Having tried the “put everything in the grammar” approach to parsing org, I can state that it does not work for LR parsers due to numerous cases of ambiguity in such a grammar. There were also nasty performance issues with trying to implement everything in the grammar, though that may be a issue in the implementation of the grammar library.

Considerations

The primary challenge in parsing Org syntax is that the formal grammar must not be an ambiguous grammar. The first attempt at a formal grammar was essentially a direct translation of the Org syntax specification document, however such a translation produces an ambiguous grammar. This is a well known issue with semi-formal language specifications [fn:: See the note in the tree-sitter documentation].

The alternative is to use a parser/grammar that is more powerful than the an LR parser/transitional eBNF grammar.
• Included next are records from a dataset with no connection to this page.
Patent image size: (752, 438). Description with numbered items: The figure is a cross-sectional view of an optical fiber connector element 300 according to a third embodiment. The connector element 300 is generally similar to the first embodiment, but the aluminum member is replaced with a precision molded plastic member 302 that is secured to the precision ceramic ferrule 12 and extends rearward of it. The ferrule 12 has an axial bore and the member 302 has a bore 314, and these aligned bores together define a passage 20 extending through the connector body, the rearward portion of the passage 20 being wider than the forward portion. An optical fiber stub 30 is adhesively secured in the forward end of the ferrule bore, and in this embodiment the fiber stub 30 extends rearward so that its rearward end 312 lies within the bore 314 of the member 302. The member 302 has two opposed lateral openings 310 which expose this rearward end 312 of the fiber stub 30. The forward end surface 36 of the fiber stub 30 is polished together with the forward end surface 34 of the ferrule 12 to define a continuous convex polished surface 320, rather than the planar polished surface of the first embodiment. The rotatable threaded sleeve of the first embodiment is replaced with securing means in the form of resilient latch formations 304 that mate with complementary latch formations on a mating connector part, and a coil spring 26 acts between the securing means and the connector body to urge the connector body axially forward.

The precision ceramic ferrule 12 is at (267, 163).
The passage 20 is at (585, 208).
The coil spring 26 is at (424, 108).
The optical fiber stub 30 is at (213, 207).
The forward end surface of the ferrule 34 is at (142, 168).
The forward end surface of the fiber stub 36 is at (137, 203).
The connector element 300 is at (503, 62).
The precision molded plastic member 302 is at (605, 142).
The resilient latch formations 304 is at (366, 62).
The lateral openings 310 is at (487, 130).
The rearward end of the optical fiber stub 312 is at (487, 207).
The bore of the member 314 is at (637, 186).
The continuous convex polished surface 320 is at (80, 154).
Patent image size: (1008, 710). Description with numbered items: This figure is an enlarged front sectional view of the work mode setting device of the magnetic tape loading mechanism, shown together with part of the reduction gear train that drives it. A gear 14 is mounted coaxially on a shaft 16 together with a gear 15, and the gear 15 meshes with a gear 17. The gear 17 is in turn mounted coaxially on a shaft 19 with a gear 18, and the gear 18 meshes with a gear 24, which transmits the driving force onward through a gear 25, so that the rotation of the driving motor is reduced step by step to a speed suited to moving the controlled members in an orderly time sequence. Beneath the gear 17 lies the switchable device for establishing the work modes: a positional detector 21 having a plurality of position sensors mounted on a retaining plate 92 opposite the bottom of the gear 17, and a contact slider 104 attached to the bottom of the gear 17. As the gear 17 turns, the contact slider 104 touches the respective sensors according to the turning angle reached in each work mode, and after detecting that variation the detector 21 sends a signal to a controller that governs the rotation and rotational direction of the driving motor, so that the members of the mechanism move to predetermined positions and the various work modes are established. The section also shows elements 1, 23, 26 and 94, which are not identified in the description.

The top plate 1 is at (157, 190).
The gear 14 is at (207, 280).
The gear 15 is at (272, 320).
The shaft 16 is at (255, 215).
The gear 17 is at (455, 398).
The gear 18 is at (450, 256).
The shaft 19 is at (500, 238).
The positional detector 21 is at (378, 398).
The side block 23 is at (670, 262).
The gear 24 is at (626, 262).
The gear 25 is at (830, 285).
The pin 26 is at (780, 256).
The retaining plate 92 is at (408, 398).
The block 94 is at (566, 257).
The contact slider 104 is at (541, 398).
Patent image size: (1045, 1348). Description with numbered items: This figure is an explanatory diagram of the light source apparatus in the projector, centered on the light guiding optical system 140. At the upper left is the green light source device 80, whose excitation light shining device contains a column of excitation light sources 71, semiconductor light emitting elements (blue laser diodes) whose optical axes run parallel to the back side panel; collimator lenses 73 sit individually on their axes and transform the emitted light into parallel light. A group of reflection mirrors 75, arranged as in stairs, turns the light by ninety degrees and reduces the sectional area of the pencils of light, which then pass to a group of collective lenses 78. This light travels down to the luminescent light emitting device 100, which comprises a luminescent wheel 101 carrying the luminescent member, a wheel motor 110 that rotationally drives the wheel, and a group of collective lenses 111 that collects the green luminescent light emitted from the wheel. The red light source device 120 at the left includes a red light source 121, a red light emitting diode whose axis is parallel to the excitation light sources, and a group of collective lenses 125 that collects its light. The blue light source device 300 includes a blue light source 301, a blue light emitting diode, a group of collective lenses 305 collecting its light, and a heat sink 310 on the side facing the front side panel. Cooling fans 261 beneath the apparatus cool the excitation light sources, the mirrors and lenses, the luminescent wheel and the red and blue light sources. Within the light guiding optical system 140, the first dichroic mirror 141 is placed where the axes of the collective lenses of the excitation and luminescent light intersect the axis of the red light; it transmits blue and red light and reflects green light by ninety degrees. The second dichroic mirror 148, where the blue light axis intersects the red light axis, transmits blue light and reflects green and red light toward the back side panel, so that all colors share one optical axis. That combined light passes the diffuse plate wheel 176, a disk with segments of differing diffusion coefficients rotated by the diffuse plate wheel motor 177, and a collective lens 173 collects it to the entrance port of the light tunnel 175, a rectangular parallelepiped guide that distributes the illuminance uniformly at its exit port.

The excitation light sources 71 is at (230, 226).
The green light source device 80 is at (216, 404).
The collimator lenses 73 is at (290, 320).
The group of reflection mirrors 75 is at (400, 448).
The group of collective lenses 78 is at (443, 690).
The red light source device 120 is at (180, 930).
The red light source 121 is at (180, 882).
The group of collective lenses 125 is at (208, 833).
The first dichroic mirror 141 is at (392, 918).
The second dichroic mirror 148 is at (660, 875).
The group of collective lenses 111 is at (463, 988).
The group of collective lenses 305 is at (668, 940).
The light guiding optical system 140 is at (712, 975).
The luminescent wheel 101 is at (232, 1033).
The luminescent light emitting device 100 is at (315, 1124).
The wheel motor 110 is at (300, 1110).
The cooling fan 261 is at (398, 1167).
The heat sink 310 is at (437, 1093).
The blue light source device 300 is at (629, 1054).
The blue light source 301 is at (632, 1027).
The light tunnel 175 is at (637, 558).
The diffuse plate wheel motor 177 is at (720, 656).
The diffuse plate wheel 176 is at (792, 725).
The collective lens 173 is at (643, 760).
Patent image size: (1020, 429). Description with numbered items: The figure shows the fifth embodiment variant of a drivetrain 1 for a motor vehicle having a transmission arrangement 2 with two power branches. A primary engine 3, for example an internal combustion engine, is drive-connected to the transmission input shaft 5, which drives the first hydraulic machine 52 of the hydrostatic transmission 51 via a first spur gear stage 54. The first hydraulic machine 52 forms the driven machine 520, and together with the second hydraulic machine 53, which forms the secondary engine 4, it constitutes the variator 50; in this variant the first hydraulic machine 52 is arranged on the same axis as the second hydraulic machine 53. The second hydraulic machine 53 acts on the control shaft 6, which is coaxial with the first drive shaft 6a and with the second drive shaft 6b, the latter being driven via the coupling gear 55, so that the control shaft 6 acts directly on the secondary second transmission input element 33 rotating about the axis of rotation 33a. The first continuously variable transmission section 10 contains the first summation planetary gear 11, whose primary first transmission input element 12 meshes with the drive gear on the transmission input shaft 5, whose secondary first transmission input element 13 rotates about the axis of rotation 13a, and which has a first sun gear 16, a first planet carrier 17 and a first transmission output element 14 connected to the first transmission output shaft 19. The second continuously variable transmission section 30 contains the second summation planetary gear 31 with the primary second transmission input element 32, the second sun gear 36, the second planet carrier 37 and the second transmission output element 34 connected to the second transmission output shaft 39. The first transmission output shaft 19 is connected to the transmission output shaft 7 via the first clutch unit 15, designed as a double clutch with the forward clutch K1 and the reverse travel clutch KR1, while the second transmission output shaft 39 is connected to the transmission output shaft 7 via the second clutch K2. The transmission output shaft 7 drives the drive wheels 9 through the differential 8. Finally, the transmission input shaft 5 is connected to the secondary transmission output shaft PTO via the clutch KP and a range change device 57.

One example would be to use a PEG grammar which avoids ambiguity via arbitrary lookahead.

While such an approach is of interest, providing an unambiguous eBNF grammar that can be used with widely implemented LR-style parsers is of significant interest due to the fact that they are available in many languages.

Without having actually attempted to write a PEG grammar and tokenizer for Org, it seems that the key trade off between using an LR vs PEG parser when specifying Org with respect to implementation complexity is likely to be that the tokenizer for the LR parser needs to do significantly more heavy lifting in order to avoid ambiguous constructions. In addition, it seems that in order for an LR parser to avoid ambiguity a single eBNF grammar cannot be used, instead nested subgrammars must be used since each requires a different tokenizer due to the fact that the top level tokenizer must be written in such a way as to avoid ambiguous pareses in the grammar.

How to parse Org syntax

There are 4 axes which have to be considered when parsing org syntax.

  1. tokenizer/lexer complexity
  2. parser complexity
  3. nested grammars requiring multiple passes/phases of parsing, and how parallel the parser can be
  4. newline first vs newline last, bof and eof

I have explored some of the space defined by these dimensions.

Using nested grammars is attractive, because it vastly simplifies the implementation of nested forms when by construction they do not have to worry about interactions with a form that has high priority. Consider for example the interaction between headings and source blocks.

On the other hand, if your lexer supports certain features, it is possible to handle high priority forms if you construct you tokens with great care.

However, this leads to grammars and tokenizers that are harder to understand.

Org syntax also has many ambiguities. These often cannot be dealt with sufficiently in the grammar, and worse, apparently correct behavior becomes the result of quirks in the implementation rather than as a result of a correct and unambiguous grammar.

More grammars with less complexity? Or fewer grammars with more complexity?

In a newline first grammar headings must be parsed as a subgrammar because the start of the line and the end of the line must be identified at all times because they induce major changes on the interpretation of forms, leading to e.g. the inability to correctly parse tags without having either a newline or an explicit eof token that can be matched.

If your tokenizer cannot emit/detect bof/eof for inclusion in the grammar, you are going to have a bad time, because a regular org grammar needs newlines at both ends. That said, a few more iterations may reveal that this does not necessarily have to be the case.